Los trastornos del lenguaje son variados y complejos. Implican la incapacidad de comunicar significados o mensajes a otros, o la imposibilidad de entender mensajes ajenos. Así pues, existe una larga lista, en la que se encuentran la dislalia, trastornos fonológicos, semánticos, pragmáticos, disfonía, entre otros.

En la actualidad, se sabe que aquellos que sufren alguno de estos trastornos no solo padecen de problemas de aprendizaje, sino que diversos aspectos de su vida social son afectados. Un niño que no puede hablar, es un niño que difícilmente consigue amigos, y que se convierte en alguien solitario, aislado, inseguro, temeroso o resentido.

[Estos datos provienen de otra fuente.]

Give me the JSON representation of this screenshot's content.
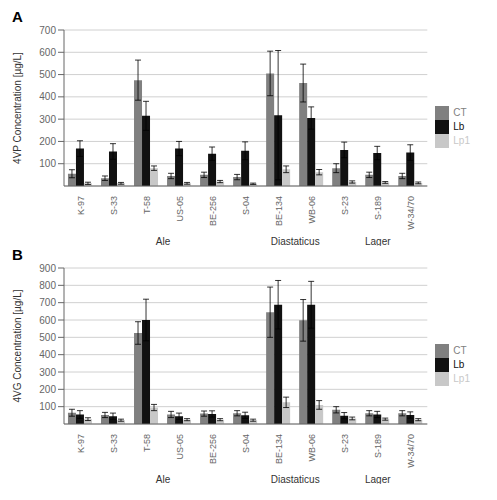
{
  "chart_data": [
    {
      "type": "bar",
      "title": "A",
      "ylabel": "4VP Concentration [µg/L]",
      "categories": [
        "K-97",
        "S-33",
        "T-58",
        "US-05",
        "BE-256",
        "S-04",
        "BE-134",
        "WB-06",
        "S-23",
        "S-189",
        "W-34/70"
      ],
      "series": [
        {
          "name": "CT",
          "color": "#808080",
          "values": [
            55,
            35,
            475,
            45,
            50,
            40,
            505,
            462,
            80,
            50,
            45
          ],
          "errors": [
            18,
            10,
            90,
            12,
            12,
            12,
            100,
            85,
            20,
            12,
            12
          ]
        },
        {
          "name": "Lb",
          "color": "#111111",
          "values": [
            168,
            155,
            315,
            168,
            145,
            158,
            318,
            305,
            162,
            148,
            150
          ],
          "errors": [
            35,
            35,
            65,
            32,
            30,
            40,
            290,
            50,
            35,
            30,
            35
          ]
        },
        {
          "name": "Lp1",
          "color": "#c8c8c8",
          "values": [
            12,
            12,
            80,
            12,
            20,
            10,
            75,
            62,
            18,
            16,
            14
          ],
          "errors": [
            5,
            4,
            10,
            4,
            5,
            3,
            15,
            12,
            5,
            4,
            4
          ]
        }
      ],
      "ylim": [
        0,
        700
      ],
      "yticks": [
        100,
        200,
        300,
        400,
        500,
        600,
        700
      ],
      "grid": true,
      "legend": "right",
      "groups": [
        {
          "name": "Ale",
          "categories": [
            "K-97",
            "S-33",
            "T-58",
            "US-05",
            "BE-256",
            "S-04"
          ]
        },
        {
          "name": "Diastaticus",
          "categories": [
            "BE-134",
            "WB-06"
          ]
        },
        {
          "name": "Lager",
          "categories": [
            "S-23",
            "S-189",
            "W-34/70"
          ]
        }
      ]
    },
    {
      "type": "bar",
      "title": "B",
      "ylabel": "4VG Concentration [µg/L]",
      "categories": [
        "K-97",
        "S-33",
        "T-58",
        "US-05",
        "BE-256",
        "S-04",
        "BE-134",
        "WB-06",
        "S-23",
        "S-189",
        "W-34/70"
      ],
      "series": [
        {
          "name": "CT",
          "color": "#808080",
          "values": [
            65,
            52,
            525,
            55,
            60,
            62,
            645,
            598,
            82,
            62,
            62
          ],
          "errors": [
            20,
            15,
            65,
            18,
            15,
            15,
            145,
            120,
            18,
            15,
            15
          ]
        },
        {
          "name": "Lb",
          "color": "#111111",
          "values": [
            55,
            45,
            600,
            45,
            58,
            50,
            688,
            688,
            48,
            55,
            52
          ],
          "errors": [
            22,
            18,
            120,
            18,
            18,
            18,
            140,
            135,
            18,
            18,
            18
          ]
        },
        {
          "name": "Lp1",
          "color": "#c8c8c8",
          "values": [
            28,
            22,
            95,
            25,
            25,
            22,
            125,
            110,
            32,
            28,
            25
          ],
          "errors": [
            8,
            6,
            18,
            6,
            6,
            6,
            30,
            25,
            8,
            6,
            6
          ]
        }
      ],
      "ylim": [
        0,
        900
      ],
      "yticks": [
        100,
        200,
        300,
        400,
        500,
        600,
        700,
        800,
        900
      ],
      "grid": true,
      "legend": "right",
      "groups": [
        {
          "name": "Ale",
          "categories": [
            "K-97",
            "S-33",
            "T-58",
            "US-05",
            "BE-256",
            "S-04"
          ]
        },
        {
          "name": "Diastaticus",
          "categories": [
            "BE-134",
            "WB-06"
          ]
        },
        {
          "name": "Lager",
          "categories": [
            "S-23",
            "S-189",
            "W-34/70"
          ]
        }
      ]
    }
  ]
}
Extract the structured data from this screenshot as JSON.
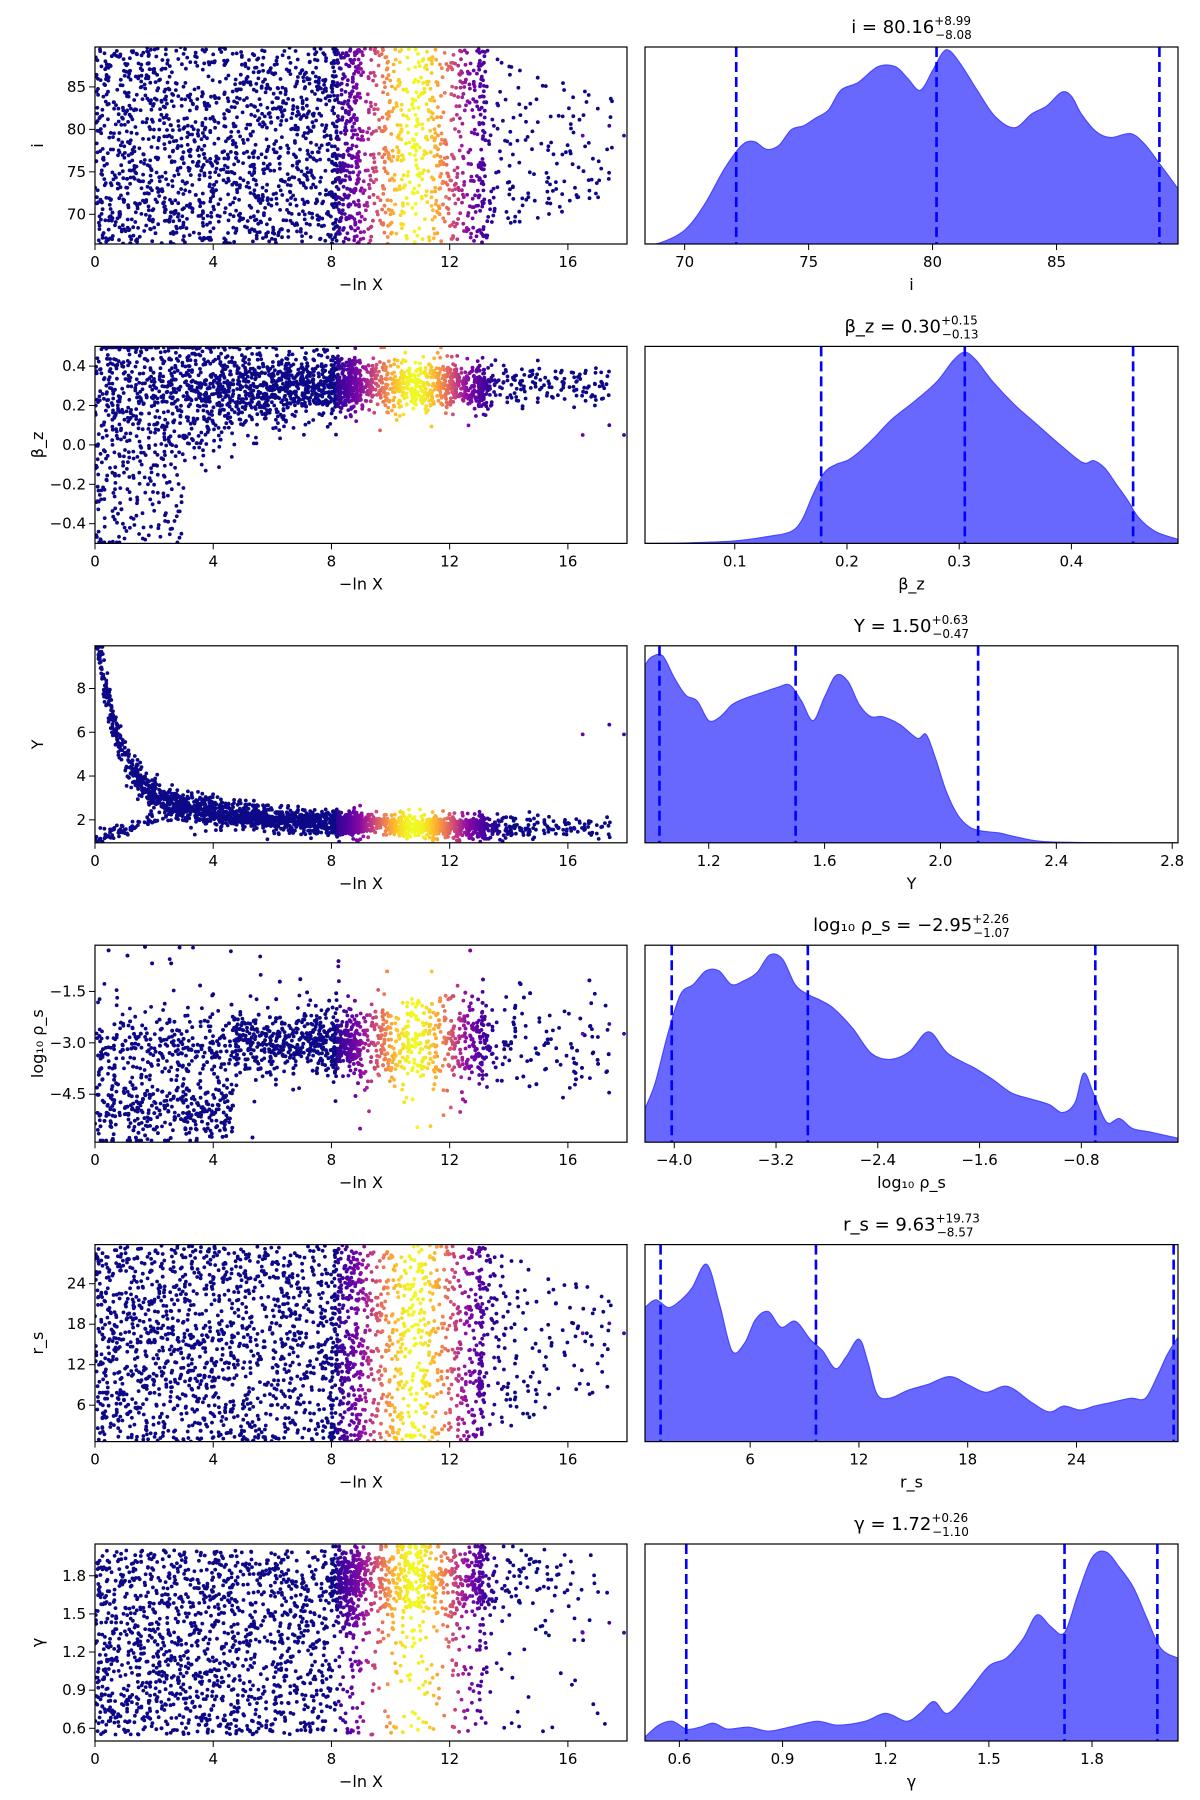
{
  "figure": {
    "type": "dynesty traceplot",
    "rows": 6,
    "colors": {
      "hist_fill": "#5b5bff",
      "hist_edge": "#4747ff",
      "quantile_line": "#0000ff",
      "trace_colormap": "plasma",
      "trace_low": "#0d0887",
      "trace_high": "#f0f921"
    }
  },
  "chart_data": [
    {
      "id": "i",
      "trace": {
        "type": "scatter",
        "xlabel": "−ln X",
        "ylabel": "i",
        "xlim": [
          0,
          18
        ],
        "ylim": [
          66.5,
          89.7
        ],
        "xticks": [
          0,
          4,
          8,
          12,
          16
        ],
        "xtick_labels": [
          "0",
          "4",
          "8",
          "12",
          "16"
        ],
        "yticks": [
          70,
          75,
          80,
          85
        ],
        "ytick_labels": [
          "70",
          "75",
          "80",
          "85"
        ],
        "shape": "uniform"
      },
      "posterior": {
        "type": "area",
        "xlabel": "i",
        "title_main": "i = 80.16",
        "title_sup": "+8.99",
        "title_sub": "−8.08",
        "xlim": [
          68.4,
          89.9
        ],
        "xticks": [
          70,
          75,
          80,
          85
        ],
        "xtick_labels": [
          "70",
          "75",
          "80",
          "85"
        ],
        "quantiles": [
          72.08,
          80.16,
          89.15
        ],
        "curve_x": [
          68.4,
          69.0,
          70.0,
          70.8,
          71.6,
          72.3,
          72.8,
          73.3,
          73.8,
          74.3,
          74.8,
          75.3,
          75.8,
          76.3,
          77.0,
          77.8,
          78.5,
          79.0,
          79.5,
          80.0,
          80.4,
          80.7,
          81.2,
          81.8,
          82.5,
          83.3,
          84.0,
          84.6,
          85.2,
          85.6,
          86.0,
          86.6,
          87.2,
          88.0,
          88.6,
          89.2,
          89.9
        ],
        "curve_y": [
          0.0,
          0.005,
          0.07,
          0.2,
          0.38,
          0.5,
          0.52,
          0.48,
          0.5,
          0.58,
          0.6,
          0.64,
          0.68,
          0.78,
          0.82,
          0.9,
          0.9,
          0.84,
          0.78,
          0.88,
          0.97,
          0.98,
          0.9,
          0.78,
          0.65,
          0.59,
          0.66,
          0.7,
          0.77,
          0.75,
          0.66,
          0.57,
          0.54,
          0.56,
          0.5,
          0.4,
          0.28
        ],
        "ylim": [
          0,
          1.0
        ]
      }
    },
    {
      "id": "beta_z",
      "trace": {
        "type": "scatter",
        "xlabel": "−ln X",
        "ylabel": "β_z",
        "xlim": [
          0,
          18
        ],
        "ylim": [
          -0.5,
          0.5
        ],
        "xticks": [
          0,
          4,
          8,
          12,
          16
        ],
        "xtick_labels": [
          "0",
          "4",
          "8",
          "12",
          "16"
        ],
        "yticks": [
          -0.4,
          -0.2,
          0.0,
          0.2,
          0.4
        ],
        "ytick_labels": [
          "−0.4",
          "−0.2",
          "0.0",
          "0.2",
          "0.4"
        ],
        "shape": "rising"
      },
      "posterior": {
        "type": "area",
        "xlabel": "β_z",
        "title_main": "β_z = 0.30",
        "title_sup": "+0.15",
        "title_sub": "−0.13",
        "xlim": [
          0.02,
          0.495
        ],
        "xticks": [
          0.1,
          0.2,
          0.3,
          0.4
        ],
        "xtick_labels": [
          "0.1",
          "0.2",
          "0.3",
          "0.4"
        ],
        "quantiles": [
          0.177,
          0.305,
          0.455
        ],
        "curve_x": [
          0.02,
          0.06,
          0.1,
          0.13,
          0.15,
          0.16,
          0.17,
          0.18,
          0.19,
          0.2,
          0.21,
          0.225,
          0.24,
          0.26,
          0.28,
          0.295,
          0.305,
          0.315,
          0.33,
          0.35,
          0.37,
          0.39,
          0.41,
          0.42,
          0.43,
          0.44,
          0.45,
          0.46,
          0.475,
          0.495
        ],
        "curve_y": [
          0.0,
          0.003,
          0.012,
          0.035,
          0.06,
          0.12,
          0.25,
          0.36,
          0.4,
          0.42,
          0.46,
          0.54,
          0.63,
          0.72,
          0.82,
          0.93,
          0.97,
          0.93,
          0.82,
          0.7,
          0.6,
          0.5,
          0.41,
          0.42,
          0.38,
          0.3,
          0.22,
          0.13,
          0.06,
          0.02
        ],
        "ylim": [
          0,
          1.0
        ]
      }
    },
    {
      "id": "Y",
      "trace": {
        "type": "scatter",
        "xlabel": "−ln X",
        "ylabel": "Y",
        "xlim": [
          0,
          18
        ],
        "ylim": [
          0.95,
          9.95
        ],
        "xticks": [
          0,
          4,
          8,
          12,
          16
        ],
        "xtick_labels": [
          "0",
          "4",
          "8",
          "12",
          "16"
        ],
        "yticks": [
          2,
          4,
          6,
          8
        ],
        "ytick_labels": [
          "2",
          "4",
          "6",
          "8"
        ],
        "shape": "decay"
      },
      "posterior": {
        "type": "area",
        "xlabel": "Y",
        "title_main": "Y = 1.50",
        "title_sup": "+0.63",
        "title_sub": "−0.47",
        "xlim": [
          0.98,
          2.82
        ],
        "xticks": [
          1.2,
          1.6,
          2.0,
          2.4,
          2.8
        ],
        "xtick_labels": [
          "1.2",
          "1.6",
          "2.0",
          "2.4",
          "2.8"
        ],
        "quantiles": [
          1.03,
          1.5,
          2.13
        ],
        "curve_x": [
          0.98,
          1.0,
          1.04,
          1.08,
          1.12,
          1.16,
          1.2,
          1.24,
          1.28,
          1.32,
          1.38,
          1.44,
          1.48,
          1.52,
          1.56,
          1.6,
          1.64,
          1.68,
          1.72,
          1.76,
          1.8,
          1.86,
          1.92,
          1.95,
          1.98,
          2.02,
          2.06,
          2.1,
          2.14,
          2.2,
          2.26,
          2.34,
          2.45,
          2.6,
          2.82
        ],
        "curve_y": [
          0.9,
          0.94,
          0.95,
          0.84,
          0.75,
          0.72,
          0.62,
          0.64,
          0.7,
          0.73,
          0.76,
          0.79,
          0.8,
          0.72,
          0.62,
          0.74,
          0.85,
          0.82,
          0.7,
          0.64,
          0.64,
          0.6,
          0.53,
          0.55,
          0.44,
          0.26,
          0.14,
          0.08,
          0.06,
          0.05,
          0.03,
          0.008,
          0.002,
          0.0,
          0.0
        ],
        "ylim": [
          0,
          1.0
        ]
      }
    },
    {
      "id": "log10_rho_s",
      "trace": {
        "type": "scatter",
        "xlabel": "−ln X",
        "ylabel": "log₁₀ ρ_s",
        "xlim": [
          0,
          18
        ],
        "ylim": [
          -5.9,
          -0.15
        ],
        "xticks": [
          0,
          4,
          8,
          12,
          16
        ],
        "xtick_labels": [
          "0",
          "4",
          "8",
          "12",
          "16"
        ],
        "yticks": [
          -4.5,
          -3.0,
          -1.5
        ],
        "ytick_labels": [
          "−4.5",
          "−3.0",
          "−1.5"
        ],
        "shape": "band"
      },
      "posterior": {
        "type": "area",
        "xlabel": "log₁₀ ρ_s",
        "title_main": "log₁₀ ρ_s = −2.95",
        "title_sup": "+2.26",
        "title_sub": "−1.07",
        "xlim": [
          -4.23,
          -0.04
        ],
        "xticks": [
          -4.0,
          -3.2,
          -2.4,
          -1.6,
          -0.8
        ],
        "xtick_labels": [
          "−4.0",
          "−3.2",
          "−2.4",
          "−1.6",
          "−0.8"
        ],
        "quantiles": [
          -4.02,
          -2.95,
          -0.69
        ],
        "curve_x": [
          -4.23,
          -4.15,
          -4.05,
          -3.95,
          -3.85,
          -3.75,
          -3.65,
          -3.55,
          -3.45,
          -3.35,
          -3.25,
          -3.15,
          -3.05,
          -2.95,
          -2.85,
          -2.75,
          -2.6,
          -2.45,
          -2.3,
          -2.15,
          -2.0,
          -1.85,
          -1.65,
          -1.5,
          -1.35,
          -1.2,
          -1.05,
          -0.95,
          -0.85,
          -0.78,
          -0.7,
          -0.6,
          -0.5,
          -0.4,
          -0.25,
          -0.04
        ],
        "curve_y": [
          0.17,
          0.3,
          0.55,
          0.75,
          0.8,
          0.87,
          0.87,
          0.8,
          0.82,
          0.86,
          0.95,
          0.93,
          0.8,
          0.75,
          0.72,
          0.68,
          0.58,
          0.45,
          0.42,
          0.46,
          0.56,
          0.45,
          0.38,
          0.32,
          0.25,
          0.22,
          0.19,
          0.15,
          0.2,
          0.35,
          0.24,
          0.1,
          0.12,
          0.07,
          0.05,
          0.02
        ],
        "ylim": [
          0,
          1.0
        ]
      }
    },
    {
      "id": "r_s",
      "trace": {
        "type": "scatter",
        "xlabel": "−ln X",
        "ylabel": "r_s",
        "xlim": [
          0,
          18
        ],
        "ylim": [
          0.6,
          29.8
        ],
        "xticks": [
          0,
          4,
          8,
          12,
          16
        ],
        "xtick_labels": [
          "0",
          "4",
          "8",
          "12",
          "16"
        ],
        "yticks": [
          6,
          12,
          18,
          24
        ],
        "ytick_labels": [
          "6",
          "12",
          "18",
          "24"
        ],
        "shape": "uniform"
      },
      "posterior": {
        "type": "area",
        "xlabel": "r_s",
        "title_main": "r_s = 9.63",
        "title_sup": "+19.73",
        "title_sub": "−8.57",
        "xlim": [
          0.2,
          29.6
        ],
        "xticks": [
          6,
          12,
          18,
          24
        ],
        "xtick_labels": [
          "6",
          "12",
          "18",
          "24"
        ],
        "quantiles": [
          1.06,
          9.63,
          29.36
        ],
        "curve_x": [
          0.2,
          0.8,
          1.5,
          2.2,
          2.8,
          3.6,
          4.3,
          5.0,
          5.7,
          6.3,
          7.0,
          7.7,
          8.5,
          9.3,
          10.0,
          10.7,
          11.3,
          12.0,
          12.5,
          13.0,
          13.7,
          14.7,
          15.8,
          17.0,
          18.0,
          19.0,
          20.2,
          21.5,
          22.5,
          23.3,
          24.2,
          25.0,
          26.0,
          27.0,
          27.8,
          28.5,
          29.0,
          29.6
        ],
        "curve_y": [
          0.68,
          0.72,
          0.68,
          0.72,
          0.78,
          0.9,
          0.7,
          0.46,
          0.5,
          0.62,
          0.66,
          0.58,
          0.61,
          0.52,
          0.46,
          0.37,
          0.43,
          0.52,
          0.4,
          0.24,
          0.22,
          0.26,
          0.29,
          0.33,
          0.29,
          0.25,
          0.28,
          0.2,
          0.15,
          0.18,
          0.16,
          0.18,
          0.2,
          0.22,
          0.22,
          0.34,
          0.44,
          0.53
        ],
        "ylim": [
          0,
          1.0
        ]
      }
    },
    {
      "id": "gamma",
      "trace": {
        "type": "scatter",
        "xlabel": "−ln X",
        "ylabel": "γ",
        "xlim": [
          0,
          18
        ],
        "ylim": [
          0.5,
          2.05
        ],
        "xticks": [
          0,
          4,
          8,
          12,
          16
        ],
        "xtick_labels": [
          "0",
          "4",
          "8",
          "12",
          "16"
        ],
        "yticks": [
          0.6,
          0.9,
          1.2,
          1.5,
          1.8
        ],
        "ytick_labels": [
          "0.6",
          "0.9",
          "1.2",
          "1.5",
          "1.8"
        ],
        "shape": "rising_top"
      },
      "posterior": {
        "type": "area",
        "xlabel": "γ",
        "title_main": "γ = 1.72",
        "title_sup": "+0.26",
        "title_sub": "−1.10",
        "xlim": [
          0.5,
          2.05
        ],
        "xticks": [
          0.6,
          0.9,
          1.2,
          1.5,
          1.8
        ],
        "xtick_labels": [
          "0.6",
          "0.9",
          "1.2",
          "1.5",
          "1.8"
        ],
        "quantiles": [
          0.62,
          1.72,
          1.99
        ],
        "curve_x": [
          0.5,
          0.54,
          0.58,
          0.62,
          0.66,
          0.7,
          0.74,
          0.8,
          0.86,
          0.92,
          1.0,
          1.06,
          1.14,
          1.2,
          1.26,
          1.3,
          1.34,
          1.38,
          1.44,
          1.5,
          1.55,
          1.6,
          1.64,
          1.68,
          1.72,
          1.76,
          1.8,
          1.84,
          1.88,
          1.92,
          1.96,
          2.0,
          2.05
        ],
        "curve_y": [
          0.02,
          0.08,
          0.1,
          0.06,
          0.07,
          0.09,
          0.06,
          0.07,
          0.05,
          0.07,
          0.1,
          0.08,
          0.1,
          0.14,
          0.1,
          0.14,
          0.2,
          0.14,
          0.25,
          0.38,
          0.42,
          0.52,
          0.64,
          0.58,
          0.55,
          0.75,
          0.93,
          0.96,
          0.88,
          0.78,
          0.62,
          0.47,
          0.42
        ],
        "ylim": [
          0,
          1.0
        ]
      }
    }
  ]
}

Según un artículo redactado por Miguel Higuera Cancino, Licenciado en Fonoaudiología en la Universidad de Chile y Magister en Pedagogía Universitaria de la Universidad Mayor de dicho país, los trastornos de lenguaje y comunicación generan en el paciente timidez excesiva, intolerancia a la frustración, tendencia a los berrinches, angustia, tensión y estrés.

El especialista agrega que esto sucede por la sensación de ineficiencia que experimentan los pequeños. El mal comportamiento y la actitud antisocial son mecanismos de autoprotección ante un mundo en el que se sienten diferentes e incomprendidos.

“Muchos preescolares descritos como tímidos, reticentes o inhibidos, tenían trastornos del lenguaje que interferían con su formación y mantención de amistades”, asegura Nancy J. Cohen, del centro de investigación infantil “Hincks – Dellcrest Centre” en Canadá. Agrega que debido a la reducida comunicación con otros “tienen menos oportunidades de aprender y practicar las habilidades sociales necesarias para interactuar con sus pares”.

Por otro lado, es bastante frecuente que pasen por fuertes periodos de estrés, aumentando la cantidad de hormonas de adrenalina o cortisol, relacionadas con las conductas de agresión o huida. El niño no es capaz de controlar sus reacciones emocionales y es víctima de un comportamiento disruptivo.

Es necesario que inicien un tratamiento adecuada lo antes posible, para evitar que las consecuencias emocionales se transformen en fuertes traumas en su vida. La terapia de lenguaje rehabilita las falencias comunicativas del paciente, acabando con la raíz del problema. Por otro lado, la terapia psicológica disminuye la posibilidad de problemas emocionales.